PTEN/PISK/AKTPathway是前列腺癌发生的关键调节剂。脂质磷酸酶的损失 PTEN的活性和磷酸肌醇-3激酶和AKT的组成型激活发生在高级和 高频转移前列腺癌。在最初的授予期内，我们对 通过开发转基因线（Akt1-tg），在鼠前列腺中的Akt激活，其中表达 肉豆蔻酰化，因此被激活的人Akt1在空间上仅限于腹侧前列腺。这些老鼠 开发高度渗透的前列腺内肿瘤表型{Majumder，2003＃1171}。我们 显示1）表型完全依赖于mtor {majumder，2004＃1170} 2） 在该模型中，MTOR的下游途径被激活，并且可以充当药效标记 MTOR活动； 3）EIF4G的磷酸化是小鼠和在 人类{Majumder，2004＃1170}（Tabernero et al。

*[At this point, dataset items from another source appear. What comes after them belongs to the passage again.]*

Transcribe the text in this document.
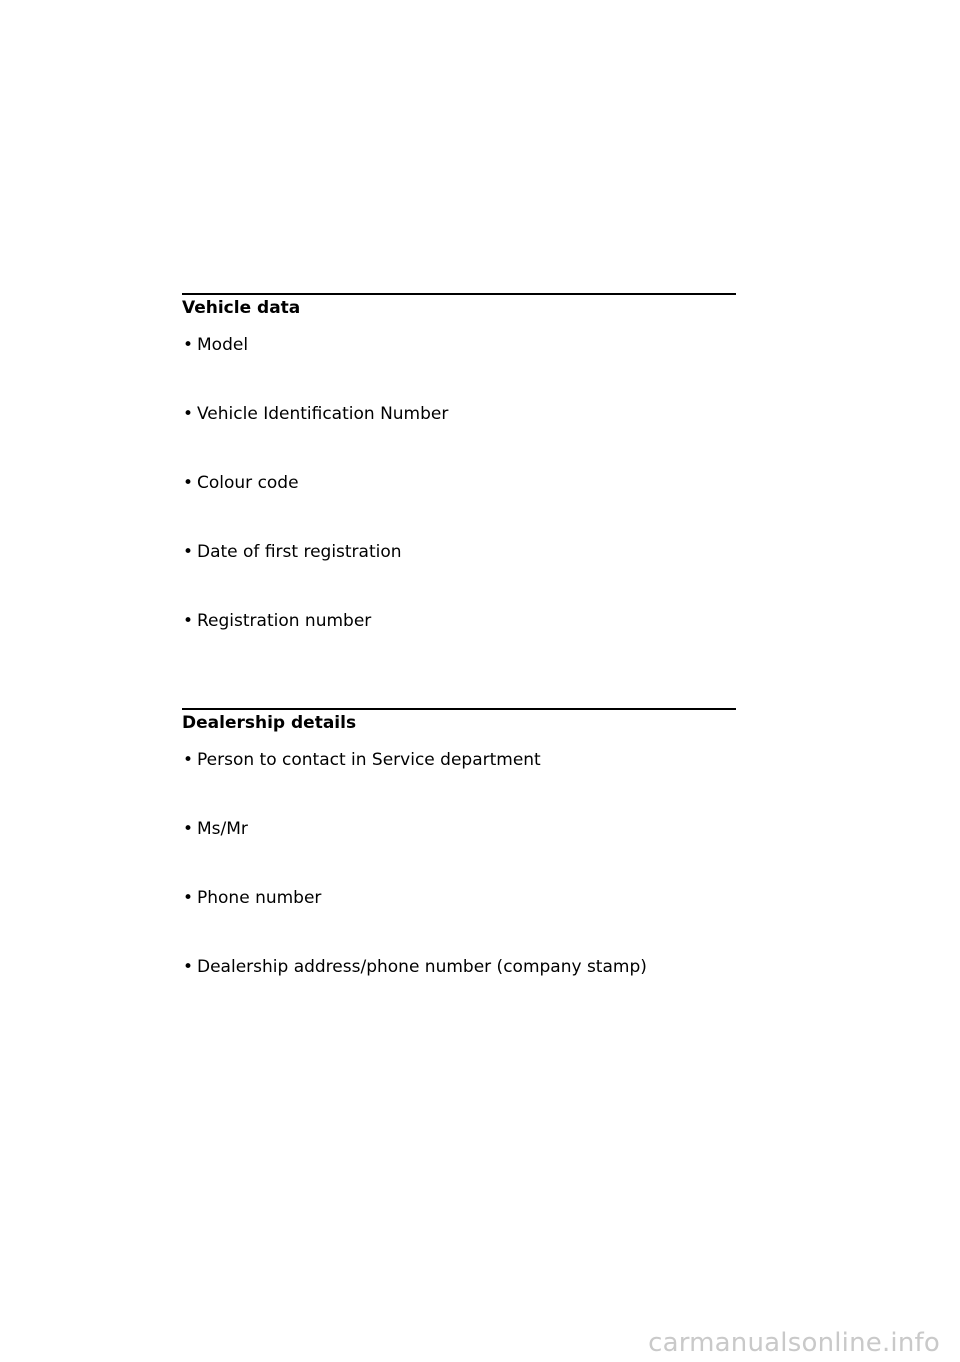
Vehicle data
• Model
• Vehicle Identification Number
• Colour code
• Date of first registration
• Registration number
Dealership details
• Person to contact in Service department
• Ms/Mr
• Phone number
• Dealership address/phone number (company stamp)
carmanualsonline.info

，in Prep。）; 4）P27充当表型检查点 将进展为侵入性癌症（Majumder等人，提交），5）已确认发现 tmprss2：erg易位，并表明这种经常与pten删除同时发生，并且 内源性TMPRSS2转录本受MTOR信号传导调节。 基于这些数据和其他数据部分中所示的数据，我们建议： 特定目的1：验证PI3K鼠前列腺模型中MTOR活性的药效学特征 途径激活。验证在临床中获得的临床样本中MTOR活性的精致特征 RAD001在前列腺癌患者中的试验。 特定目标2：在AKT1-TG模型鼠标中识别“响应”签名。交叉验证 PTEN损失和/或PI3K激活的鼠模型中的响应签名。开始验证研究 人血浆和前列腺癌样品。 特定目标3：确定PI3K/AKT/MTOR途径是否激活和TMPRSS2：ERG合作 诱导鼠前列腺的转化。